Open azl397985856 opened 4 weeks ago

azl397985856 commented 4 weeks ago

688. “马”在棋盘上的概率

入选理由

暂无

题目地址

https://leetcode-cn.com/problems/knight-probability-in-chessboard/

前置知识

动态规划

数组

题目描述


已知一个 NxN 的国际象棋棋盘，棋盘的行号和列号都是从 0 开始。即最左上角的格子记为 (0, 0)，最右下角的记为 (N-1, N-1)。

现有一个 “马”（也译作 “骑士”）位于 (r, c) ，并打算进行 K 次移动。

如下图所示，国际象棋的 “马” 每一步先沿水平或垂直方向移动 2 个格子，然后向与之相垂直的方向再移动 1 个格子，共有 8 个可选的位置。

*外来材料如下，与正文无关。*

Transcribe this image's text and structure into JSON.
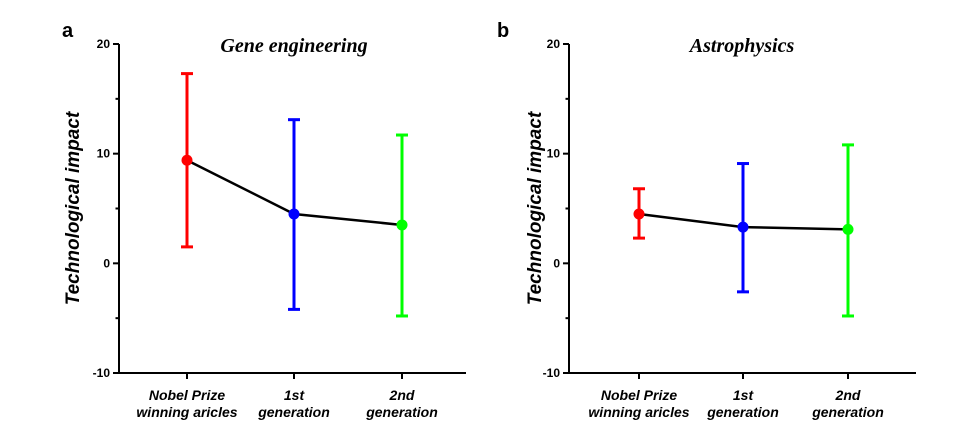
{
  "chart_data": [
    {
      "type": "line",
      "panel_label": "a",
      "title": "Gene engineering",
      "ylabel": "Technological impact",
      "ylim": [
        -10,
        20
      ],
      "yticks": [
        -10,
        0,
        10,
        20
      ],
      "categories": [
        [
          "Nobel Prize",
          "winning aricles"
        ],
        [
          "1st",
          "generation"
        ],
        [
          "2nd",
          "generation"
        ]
      ],
      "values": [
        9.4,
        4.5,
        3.5
      ],
      "error_low": [
        1.5,
        -4.2,
        -4.8
      ],
      "error_high": [
        17.3,
        13.1,
        11.7
      ],
      "colors": [
        "#ff0000",
        "#0000ff",
        "#00ff00"
      ]
    },
    {
      "type": "line",
      "panel_label": "b",
      "title": "Astrophysics",
      "ylabel": "Technological impact",
      "ylim": [
        -10,
        20
      ],
      "yticks": [
        -10,
        0,
        10,
        20
      ],
      "categories": [
        [
          "Nobel Prize",
          "winning aricles"
        ],
        [
          "1st",
          "generation"
        ],
        [
          "2nd",
          "generation"
        ]
      ],
      "values": [
        4.5,
        3.3,
        3.1
      ],
      "error_low": [
        2.3,
        -2.6,
        -4.8
      ],
      "error_high": [
        6.8,
        9.1,
        10.8
      ],
      "colors": [
        "#ff0000",
        "#0000ff",
        "#00ff00"
      ]
    }
  ]
}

现在 “马” 每一步都从可选的位置（包括棋盘外部的）中独立随机地选择一个进行移动，直到移动了 K 次或跳到了棋盘外面。

求移动结束后，“马” 仍留在棋盘上的概率。

lxy1108 commented 4 weeks ago

python3代码

class Solution:
    def knightProbability(self, n: int, k: int, row: int, column: int) -> float:
        def check(x,y):
            if x>=0 and x<n and y>=0 and y<n:
                return True
            else:
                return False
        @lru_cache
        def step(x,y):
            rs = []
            if check(x-2,y-1):
                rs.append((x-2,y-1))
            if check(x-1,y-2):
                rs.append((x-1,y-2))
            if check(x+1,y-2):
                rs.append((x+1,y-2))
            if check(x+2,y-1):
                rs.append((x+2,y-1))
            if check(x+2,y+1):
                rs.append((x+2,y+1))
            if check(x+1,y+2):
                rs.append((x+1,y+2))
            if check(x-2,y+1):
                rs.append((x-2,y+1))
            if check(x-1,y+2):
                rs.append((x-1,y+2))
            return rs
        queue = collections.defaultdict(int)
        queue[(row, column)] = 1
        for i in range(k):
            # print(queue)
            if not queue:
                return 0
            tmp = collections.defaultdict(int)
            for (x,y),nums in queue.items():
                next_list = step(x,y)
                for nl in next_list:
                    tmp[nl]+=nums
            queue = tmp
        return sum(list(queue.values()))/8**k

hillsonziqiu commented 4 weeks ago

思路

跟昨天的思路一样，动态窗口；

代码

/*
 * @lc app=leetcode.cn id=688 lang=javascript
 *
 * [688] 骑士在棋盘上的概率
 */

// @lc code=start
/**
 * @param {number} n
 * @param {number} k
 * @param {number} row
 * @param {number} column
 * @return {number}
 */
const pos = [
  [-2, -1],
  [-2, 1],
  [2, -1],
  [2, 1],
  [-1, -2],
  [-1, 2],
  [1, -2],
  [1, 2],
];
var knightProbability = function (n, k, row, column) {
  const dp = new Array(k + 1)
    .fill(0)
    .map(() => new Array(n).fill(0).map(() => new Array(n).fill(0)));

  for (let step = 0; step <= k; step++) {
    for (let i = 0; i < n; i++) {
      for (let j = 0; j < n; j++) {
        if (step === 0) {
          dp[step][i][j] = 1;
        } else {
          for (let [dx, dy] of pos) {
            const x = i + dx;
            const y = j + dy;
            if (x >= 0 && x < n && y >= 0 && y < n) {
              dp[step][i][j] += dp[step - 1][x][y] / 8;
            }
          }
        }
      }
    }
  }

  return dp[k][row][column];
};
// @lc code=end

复杂度分析

时间复杂度：O(k*n^2);
空间复杂度：O(k*n^2);

Lizhao-Liu commented 4 weeks ago

func knightProbability(_ n: Int, _ k: Int, _ row: Int, _ column: Int) -> Double {
    let directions = [(-2, -1), (-1, -2), (1, -2), (2, -1),
                      (2, 1), (1, 2), (-1, 2), (-2, 1)]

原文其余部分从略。